The Central Bank of Cyprus has not ordered banks to close accounts of offshore companies, a spokesman for the regulator told Russian newspaper Vedomosti, commenting on media reports saying that the country’s regulatory has begun a clampdown on offshores.
In early June, Russian media reported, citing a Telegram channel dedicated to financing matters, that the Cypriot central bank has warned financial institutions about the need to close offshore companies’ accounts starting June 4. In order to become a bank customer in Cyprus, a foreign company will need to provide a full package of documents (the Know Your Customer rules) in respect of the ultimate beneficial owner, including justification of the source of income and welfare, the reports said.
The spokesman from the regulatory institution told the newspaper the reports were misleading.
“Compliance with the Know Your Customer (KYC) principle and other directives from the European Union have always been a condition for opening accounts. Financial institutions are obligated to check all accounts and ferret out shell companies,” he noted.
Cyprus is one of the most popular transit jurisdictions via which Russian businesses channel funds to offshores.

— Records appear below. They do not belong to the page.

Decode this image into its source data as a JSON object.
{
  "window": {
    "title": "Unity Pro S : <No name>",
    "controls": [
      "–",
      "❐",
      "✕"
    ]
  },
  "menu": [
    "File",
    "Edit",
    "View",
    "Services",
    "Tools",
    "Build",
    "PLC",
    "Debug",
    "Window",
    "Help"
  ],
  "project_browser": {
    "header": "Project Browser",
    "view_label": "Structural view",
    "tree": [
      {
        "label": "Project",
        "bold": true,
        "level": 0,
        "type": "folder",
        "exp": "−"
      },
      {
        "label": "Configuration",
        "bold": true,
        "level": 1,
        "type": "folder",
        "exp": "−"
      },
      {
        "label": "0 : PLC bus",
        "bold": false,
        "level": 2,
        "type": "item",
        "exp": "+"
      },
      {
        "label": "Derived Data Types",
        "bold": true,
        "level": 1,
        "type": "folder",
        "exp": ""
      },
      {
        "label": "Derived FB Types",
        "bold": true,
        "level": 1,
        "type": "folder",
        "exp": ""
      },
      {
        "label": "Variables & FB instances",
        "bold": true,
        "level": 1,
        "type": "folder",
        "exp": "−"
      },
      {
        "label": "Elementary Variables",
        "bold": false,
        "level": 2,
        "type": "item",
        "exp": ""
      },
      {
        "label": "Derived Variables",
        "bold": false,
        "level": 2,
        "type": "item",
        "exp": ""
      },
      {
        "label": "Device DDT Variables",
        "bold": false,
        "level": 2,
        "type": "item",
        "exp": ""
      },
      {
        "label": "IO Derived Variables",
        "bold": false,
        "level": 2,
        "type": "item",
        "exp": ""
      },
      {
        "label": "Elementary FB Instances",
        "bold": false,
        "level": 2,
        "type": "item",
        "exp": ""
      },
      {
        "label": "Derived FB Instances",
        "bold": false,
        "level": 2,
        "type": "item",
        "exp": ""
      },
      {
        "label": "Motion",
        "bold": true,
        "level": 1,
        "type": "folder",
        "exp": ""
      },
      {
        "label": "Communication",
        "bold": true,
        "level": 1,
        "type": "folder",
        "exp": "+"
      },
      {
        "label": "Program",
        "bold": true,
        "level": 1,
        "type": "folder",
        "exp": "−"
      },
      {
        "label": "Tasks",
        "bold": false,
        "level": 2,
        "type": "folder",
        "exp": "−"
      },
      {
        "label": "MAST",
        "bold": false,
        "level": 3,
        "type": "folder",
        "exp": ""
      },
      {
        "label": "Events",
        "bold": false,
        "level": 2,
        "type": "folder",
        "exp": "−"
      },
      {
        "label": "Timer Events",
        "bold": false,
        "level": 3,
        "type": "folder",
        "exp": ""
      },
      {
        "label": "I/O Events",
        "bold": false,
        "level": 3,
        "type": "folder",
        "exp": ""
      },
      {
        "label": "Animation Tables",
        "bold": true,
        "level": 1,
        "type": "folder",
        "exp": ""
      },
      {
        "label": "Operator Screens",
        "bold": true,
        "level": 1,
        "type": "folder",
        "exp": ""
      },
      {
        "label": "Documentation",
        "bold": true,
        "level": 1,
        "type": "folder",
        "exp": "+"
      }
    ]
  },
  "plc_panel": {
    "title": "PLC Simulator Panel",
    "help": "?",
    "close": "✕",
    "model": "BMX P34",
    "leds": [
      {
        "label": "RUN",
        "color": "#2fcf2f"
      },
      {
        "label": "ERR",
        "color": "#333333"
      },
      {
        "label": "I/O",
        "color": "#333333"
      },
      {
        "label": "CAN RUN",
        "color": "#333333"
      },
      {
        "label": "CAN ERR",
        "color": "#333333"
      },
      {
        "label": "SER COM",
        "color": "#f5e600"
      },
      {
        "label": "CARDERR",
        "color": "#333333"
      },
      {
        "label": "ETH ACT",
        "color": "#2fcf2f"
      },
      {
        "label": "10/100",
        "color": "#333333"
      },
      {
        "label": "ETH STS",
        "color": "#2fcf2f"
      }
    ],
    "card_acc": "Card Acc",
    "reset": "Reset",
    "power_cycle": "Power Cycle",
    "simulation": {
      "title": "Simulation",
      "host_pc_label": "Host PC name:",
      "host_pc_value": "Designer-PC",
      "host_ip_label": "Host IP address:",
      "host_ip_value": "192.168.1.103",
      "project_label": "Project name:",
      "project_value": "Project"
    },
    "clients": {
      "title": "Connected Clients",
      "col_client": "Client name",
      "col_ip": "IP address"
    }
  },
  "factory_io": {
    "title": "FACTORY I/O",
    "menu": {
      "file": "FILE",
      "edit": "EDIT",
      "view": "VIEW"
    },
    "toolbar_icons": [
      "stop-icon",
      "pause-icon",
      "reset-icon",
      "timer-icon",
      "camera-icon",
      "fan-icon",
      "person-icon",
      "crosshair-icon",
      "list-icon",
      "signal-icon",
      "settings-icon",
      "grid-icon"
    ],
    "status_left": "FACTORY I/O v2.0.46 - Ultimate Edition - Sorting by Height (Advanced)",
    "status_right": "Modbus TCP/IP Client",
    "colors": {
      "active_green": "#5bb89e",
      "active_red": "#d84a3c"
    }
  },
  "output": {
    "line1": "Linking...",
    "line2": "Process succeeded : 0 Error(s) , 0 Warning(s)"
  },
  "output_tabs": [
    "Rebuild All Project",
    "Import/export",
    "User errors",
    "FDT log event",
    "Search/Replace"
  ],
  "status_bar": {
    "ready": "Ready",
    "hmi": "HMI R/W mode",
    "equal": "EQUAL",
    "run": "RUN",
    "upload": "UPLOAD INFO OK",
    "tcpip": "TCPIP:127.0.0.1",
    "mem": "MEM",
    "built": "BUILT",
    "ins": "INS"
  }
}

Some 90% of funds on the island come from Russia.
The country’s notoriety as a popular destination for Russian money laundering has recently attracted the attention of British MP’s, who opened an investigation into the paths of Russian money in the UK.
The investigation revealed that the overwhelming majority of money that enters and leaves Russia does so via tax havens such as Cyprus and the Bahamas. This is creating difficulties in assessing the scale of illegal activities since all the money that moves through another jurisdiction before arriving in Britain isn’t counted as Russian.
Over the past decade, £68bn has flowed from Russia into Britain’s offshore satellites such as the British Virgin Islands, Cayman, Gibraltar, Jersey and Guernsey. That’s seven times more money than has flowed directly from Russia into the UK. On top of that, some £94bn has poured out of Russia into Cyprus, £13bn into Switzerland, and £23bn into the Netherlands, which has its own network of tax havens, The Guardian recently reported.